A small wallaby was still missing Monday from an eastern Ontario zoo after escaping during a snowstorm last week. However, there was a suspected wallaby sighting near Westport, Ont., Sunday night.

Owners Carla and Gary Saunders are now offering a $1,000 reward for the safe return of Wendell, a three-year-old Bennett's red-necked wallaby who has been on the loose for five days from Saunders Country Critters in Oxford Station, Ont., about 45 kilometres south of Ottawa.

Wendell, who was born in captivity and hand-raised by the Saunders in an artificial pouch, escaped after a tree fell and breached the fence around his pen during a storm last Tuesday night.

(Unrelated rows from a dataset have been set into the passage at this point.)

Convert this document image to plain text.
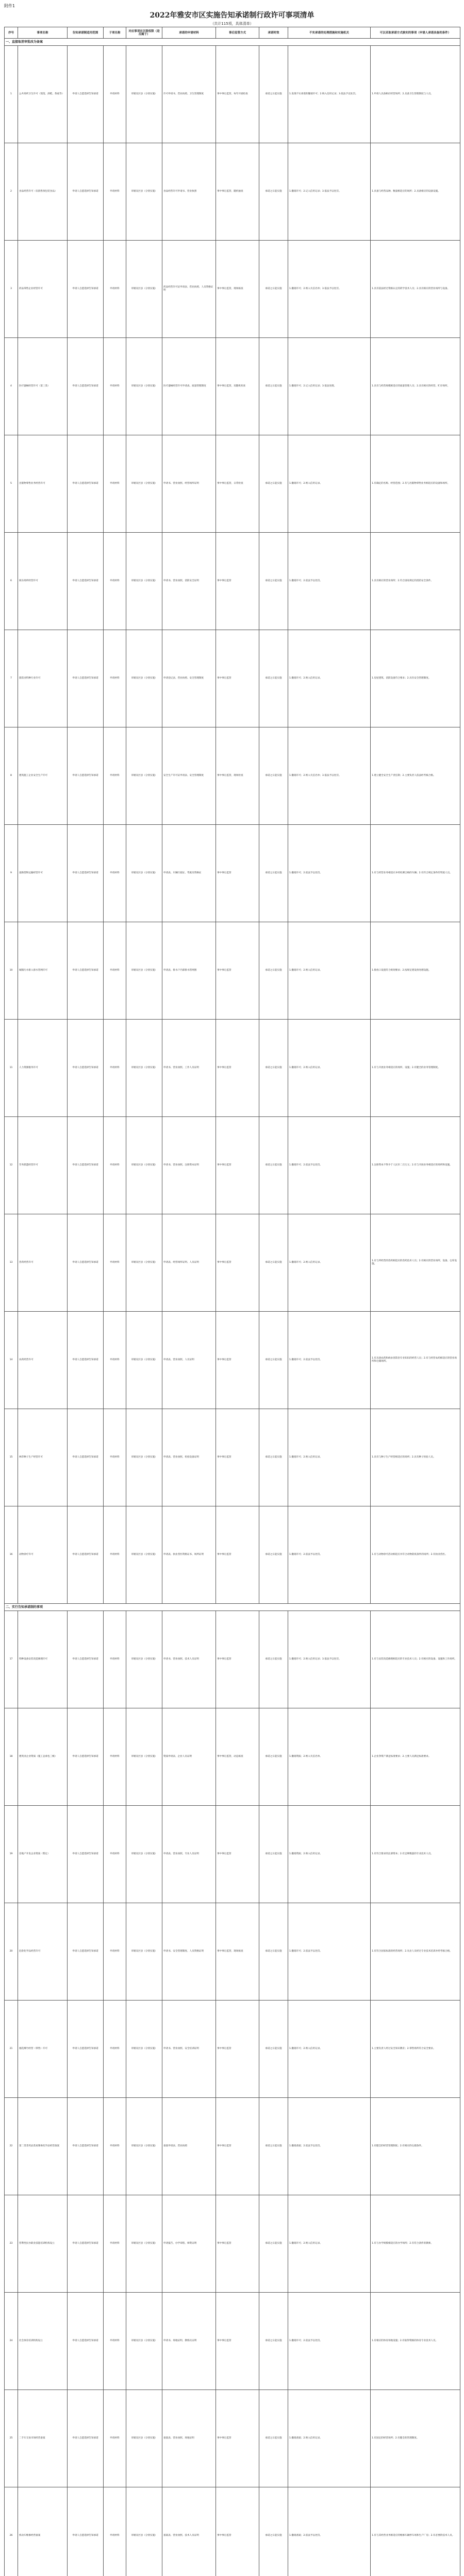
附件1
2022年雅安市区实施告知承诺制行政许可事项清单
（共计115项，具体清单）
序号	事项名称	告知承诺制适用范围	子项名称	对应事项在区级权限（是否属于）	承诺的申请材料	事后监管方式	承诺时效	不实承诺的处理措施和实施机关	可以采取承诺方式核实的事项（申请人承诺具备的条件）
一、直接取消审批改为备案									
1	公共场所卫生许可（饭馆、酒吧、茶座等）	申请人自愿选择告知承诺	申请材料	市级及区县（分别实施）	许可申请书、营业执照、卫生管理制度	事中事后监管，每年开展检查	承诺之日起实施	1.发现不实承诺的撤销许可；2.纳入信用记录；3.依法予以处罚。	1.申请人具备相应经营场所；2.具备卫生管理制度与人员。
2	食品经营许可（仅销售预包装食品）	申请人自愿选择告知承诺	申请材料	市级及区县（分别实施）	食品经营许可申请书、营业执照	事中事后监管，随机抽查	承诺之日起实施	1.撤销许可；2.记入信用记录；3.依法予以处罚。	1.具备与经营品种、数量相适应的场所；2.具备相应的设备设施。
3	药品零售企业经营许可	申请人自愿选择告知承诺	申请材料	市级及区县（分别实施）	药品经营许可证申请表、营业执照、人员资格证明	事中事后监管，现场核查	承诺之日起实施	1.撤销许可；2.纳入失信名单；3.依法予以处罚。	1.具有依法经过资格认定的药学技术人员；2.具有相应的营业场所与设备。
4	医疗器械经营许可（第三类）	申请人自愿选择告知承诺	申请材料	市级及区县（分别实施）	医疗器械经营许可申请表、质量管理制度	事中事后监管，双随机检查	承诺之日起实施	1.撤销许可；2.记入信用记录；3.依法处理。	1.具有与经营规模相适应的质量管理人员；2.具有相应的经营、贮存场所。
5	出版物零售业务经营许可	申请人自愿选择告知承诺	申请材料	市级及区县（分别实施）	申请书、营业执照、经营场所证明	事中事后监管，日常检查	承诺之日起实施	1.撤销许可；2.纳入信用记录。	1.有确定的名称、经营范围；2.有与出版物零售业务相适应的设备和场所。
6	娱乐场所经营许可	申请人自愿选择告知承诺	申请材料	市级及区县（分别实施）	申请书、营业执照、消防安全证明	事中事后监管	承诺之日起实施	1.撤销许可；2.依法予以处罚。	1.具有相应的营业场所；2.符合国家规定的消防安全条件。
7	旅馆业特种行业许可	申请人自愿选择告知承诺	申请材料	市级及区县（分别实施）	申请登记表、营业执照、安全管理制度	事中事后监管	承诺之日起实施	1.撤销许可；2.纳入信用记录。	1.房屋建筑、消防设备符合要求；2.具有安全管理制度。
8	建筑施工企业安全生产许可	申请人自愿选择告知承诺	申请材料	市级及区县（分别实施）	安全生产许可证申请表、安全管理制度	事中事后监管，现场检查	承诺之日起实施	1.撤销许可；2.纳入失信名单；3.依法予以处罚。	1.建立健全安全生产责任制；2.主要负责人依法经考核合格。
9	道路货物运输经营许可	申请人自愿选择告知承诺	申请材料	市级及区县（分别实施）	申请表、车辆行驶证、驾驶员资格证	事中事后监管	承诺之日起实施	1.撤销许可；2.依法予以处罚。	1.有与经营业务相适应并经检测合格的车辆；2.有符合规定条件的驾驶人员。
10	城镇污水排入排水管网许可	申请人自愿选择告知承诺	申请材料	市级及区县（分别实施）	申请表、排水户内部排水管网图	事中事后监管	承诺之日起实施	1.撤销许可；2.纳入信用记录。	1.排放口设置符合规划要求；2.按规定建设预处理设施。
11	人力资源服务许可	申请人自愿选择告知承诺	申请材料	市级及区县（分别实施）	申请书、营业执照、工作人员证明	事中事后监管	承诺之日起实施	1.撤销许可；2.纳入信用记录。	1.有与开展业务相适应的场所、设施；2.有健全的业务管理制度。
12	劳务派遣经营许可	申请人自愿选择告知承诺	申请材料	市级及区县（分别实施）	申请书、营业执照、注册资本证明	事中事后监管	承诺之日起实施	1.撤销许可；2.依法予以处罚。	1.注册资本不得少于人民币二百万元；2.有与开展业务相适应的场所和设施。
13	兽药经营许可	申请人自愿选择告知承诺	申请材料	市级及区县（分别实施）	申请表、经营场所证明、人员证明	事中事后监管	承诺之日起实施	1.撤销许可；2.纳入信用记录。	1.有与所经营的兽药相适应的兽药技术人员；2.有相应的营业场所、设备、仓库设施。
14	农药经营许可	申请人自愿选择告知承诺	申请材料	市级及区县（分别实施）	申请表、营业执照、人员证明	事中事后监管	承诺之日起实施	1.撤销许可；2.依法予以处罚。	1.有具备农药和病虫害防治专业知识的经营人员；2.有与经营农药相适应的营业场所和仓储场所。
15	林草种子生产经营许可	申请人自愿选择告知承诺	申请材料	市级及区县（分别实施）	申请表、营业执照、检验设备证明	事中事后监管	承诺之日起实施	1.撤销许可；2.纳入信用记录。	1.具有与种子生产经营相适应的场所；2.具有种子检验人员。
16	动物诊疗许可	申请人自愿选择告知承诺	申请材料	市级及区县（分别实施）	申请表、执业兽医资格证书、场所证明	事中事后监管	承诺之日起实施	1.撤销许可；2.依法予以处罚。	1.有与动物诊疗活动相适应并符合动物防疫条件的场所；2.有执业兽医。
二、实行告知承诺制的事项									
17	特种设备安装改造修理许可	申请人自愿选择告知承诺	申请材料	市级及区县（分别实施）	申请书、营业执照、技术人员证明	事中事后监管	承诺之日起实施	1.撤销许可；2.纳入信用记录；3.依法予以处罚。	1.有与安装改造修理相适应的专业技术人员；2.有相应的设备、设施和工作场所。
18	建筑业企业资质（施工总承包三级）	申请人自愿选择告知承诺	申请材料	市级及区县（分别实施）	资质申请表、企业人员证明	事中事后监管，动态核查	承诺之日起实施	1.撤销资质；2.纳入失信名单。	1.企业净资产满足标准要求；2.主要人员满足标准要求。
19	房地产开发企业资质（暂定）	申请人自愿选择告知承诺	申请材料	市级及区县（分别实施）	申请表、营业执照、专业人员证明	事中事后监管	承诺之日起实施	1.撤销资质；2.纳入信用记录。	1.有符合要求的注册资本；2.有足够数量的专业技术人员。
20	危险化学品经营许可	申请人自愿选择告知承诺	申请材料	市级及区县（分别实施）	申请书、安全管理制度、人员资格证明	事中事后监管，现场核查	承诺之日起实施	1.撤销许可；2.依法予以处罚。	1.有符合国家标准的经营场所；2.从业人员经过专业技术培训并经考核合格。
21	烟花爆竹经营（零售）许可	申请人自愿选择告知承诺	申请材料	市级及区县（分别实施）	申请书、营业执照、安全培训证明	事中事后监管	承诺之日起实施	1.撤销许可；2.纳入信用记录。	1.主要负责人经过安全知识教育；2.零售场所符合安全要求。
22	第二类非药品类易制毒化学品经营备案	申请人自愿选择告知承诺	申请材料	市级及区县（分别实施）	备案申请表、营业执照	事中事后监管	承诺之日起实施	1.撤销备案；2.依法予以处罚。	1.有健全的经营管理制度；2.有相应的仓储条件。
23	营利性民办职业技能培训机构设立	申请人自愿选择告知承诺	申请材料	市级及区县（分别实施）	申请报告、办学章程、师资证明	事中事后监管	承诺之日起实施	1.撤销许可；2.纳入信用记录。	1.有与办学规模相适应的办学场所；2.有符合条件的教师。
24	社会体育培训机构设立	申请人自愿选择告知承诺	申请材料	市级及区县（分别实施）	申请书、场地证明、教练员证明	事中事后监管	承诺之日起实施	1.撤销许可；2.依法予以处罚。	1.有相应的体育场地设施；2.有取得资格的体育专业技术人员。
25	二手车交易市场经营备案	申请人自愿选择告知承诺	申请材料	市级及区县（分别实施）	备案表、营业执照、场地证明	事中事后监管	承诺之日起实施	1.撤销备案；2.纳入信用记录。	1.有固定的经营场所；2.有健全的管理制度。
26	机动车维修经营备案	申请人自愿选择告知承诺	申请材料	市级及区县（分别实施）	备案表、营业执照、技术人员证明	事中事后监管	承诺之日起实施	1.撤销备案；2.依法予以处罚。	1.有与其经营业务相适应的维修车辆停车场和生产厂房；2.有必要的技术人员。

As of Monday morning, the last suspected sighting of the wallaby was made by Tammis Pringle on Sunday night near Crow Lake, about 80 kilometres west of Oxford Station. She saw an animal at the side of the road as she was driving home from her job in Westport, Ont., around 6 p.m.

"And as I got close enough to it, it kind of sat back on its haunches and it looked at me," Pringle said. She said she wasn't sure what the animal was, but thought of Wendell as she passed it.

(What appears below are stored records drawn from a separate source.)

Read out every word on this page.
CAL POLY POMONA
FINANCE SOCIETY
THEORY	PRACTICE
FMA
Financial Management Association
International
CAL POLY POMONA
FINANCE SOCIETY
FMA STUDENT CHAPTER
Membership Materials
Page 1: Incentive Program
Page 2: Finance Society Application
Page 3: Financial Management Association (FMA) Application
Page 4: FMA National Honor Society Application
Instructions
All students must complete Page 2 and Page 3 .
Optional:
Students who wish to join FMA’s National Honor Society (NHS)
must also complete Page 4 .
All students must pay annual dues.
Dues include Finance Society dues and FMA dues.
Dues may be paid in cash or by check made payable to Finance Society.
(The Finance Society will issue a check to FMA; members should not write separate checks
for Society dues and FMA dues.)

She turned around less than 50 metres later, but when she did so, it was gone.

Gary Saunders said that before Pringle's sighting, the wallaby, which weighs about 20 kilograms and is about one metre tall, was last spotted Saturday night in Lombardy, outside Smiths Falls.

Deer hunting season opened Monday morning, and Saunders hopes a group of hunters will see him.

"They've all got radios. Hopefully they can surround him and catch him."

Won't go hungry

Saunders said he's not worried about Wendell going hungry or thirsty as there are lots of alfalfa fields, apple orchards and fresh water sources around, but he fears the wallaby could get hit by a car or fall prey to wolves or dogs.

Wendell had previously been seen near Athens on Thursday night, then Frankville.

Saunders Country Critters is home to 120 animals, including llamas, ring-tailed lemurs, fennec foxes and sulcata desert tortoises. It breeds many of the animals to sell to other zoos.

Wallabies and kangaroos are marsupials native to Australia that raise their young in pouches on their bodies.